# Direct Vent Question



## BeeTeeYou (Apr 12, 2009)

I'm interested in a Hearthstone Tudor Gas stove. The area where I would like to install the stove would require me to go up eight or ten feet then out through the sidewall. Is this possible with this stove?  Thanks for any Info.
                                                                                            Howie


----------



## DAKSY (Apr 13, 2009)

Hey, BeeTeeYou!

I'm interested in a Hearthstone Tudor Gas stove. The area where I would like to install the stove would require me to go up eight or ten feet then out through the sidewall. Is this possible with this stove?  Thanks for any Info.

I don't see why it wouldn't work the way you want to do it, 
but is there a reason you hafta go so high before going thru the wall?
IMHO, that amount of venting wouldn't be too aesthetically pleasing on the Tudor,
but what do I know?
If I had to run that much vent on the Tudor, I'd probably box it in to hide it...


----------



## BeeTeeYou (Apr 13, 2009)

The vent would end up on the side of the building where the snow slides off the roof so it has to be high off the ground. The building is kind of stuck in the side of a hill. So the first ten feet of wall is actually concrete and backfilled against. A foot or so higher I could go through conventional wood framing rather than core a large hole through the foundation. I too think that boxing the flu into the wall would work nice, especially  in a corner installation. It's a new build and I'm getting ready to do the sidewall this season. Would be nice to fit those vents in while that's happening. Here's a rendition of the building I made to help design it and another shot of my Buddy Russ getting ready to sink his teeth into some timber. See what I mean about the concrete walls? 
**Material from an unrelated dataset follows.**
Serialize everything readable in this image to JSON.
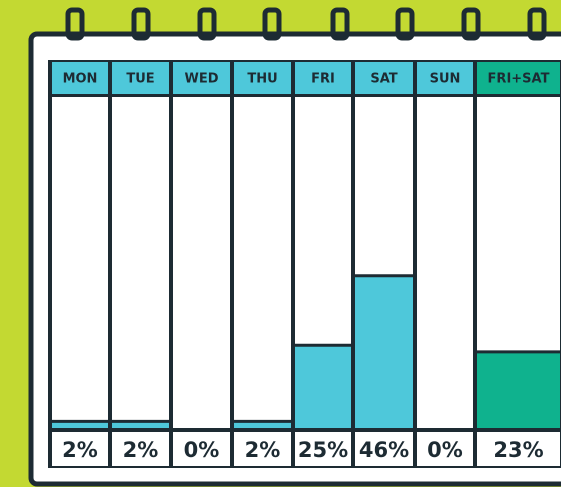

http://img.photobucket.com/albums/v141/reelkarma/Home.jpg

http://img.photobucket.com/albums/v141/reelkarma/ReadytoGo.jpg


----------



## MountainStoveGuy (Apr 13, 2009)

As long as the restrictors are set inthe right place, it would be fine. You can check out the install manual here:
http://www.hearthstonestoves.com/assets/files/document_library/Tudor8120Manual.pdf


----------



## stoveguy13 (Apr 15, 2009)

make sure you run that stove befor you box it in elbows can leak and i would not want to have to rip it all back down just to change an elbow but after you are sure it runs box away


----------



## BeeTeeYou (Apr 16, 2009)

Great Idea, I'll be having a Pro install the stoves when the time comes.. Get a better nights sleep knowing it was done right. Still looking at stoves. I'm looking at the Napoleon Castlemore now. They have a lot of detailed information about the flu specs. Looks like I might core through the concrete wall. Anybody know what size hole  I need for a 7"-4" tube? I do know enough to keep these vents high off the ground. Here's a pic of my Neighbors house after a few dustings. They have a direct vent. I'm sure they check on it all the time.
http://img.photobucket.com/albums/v141/reelkarma/Augman0027-1.jpg


----------



## stoveguy13 (Apr 16, 2009)

core a 8 inch or 9 inch hole it better to have some slop you can fill back in then to have someone trying to jam the pipe threw and crushing it.


----------



## DAKSY (Apr 17, 2009)

+1 for the 9"


----------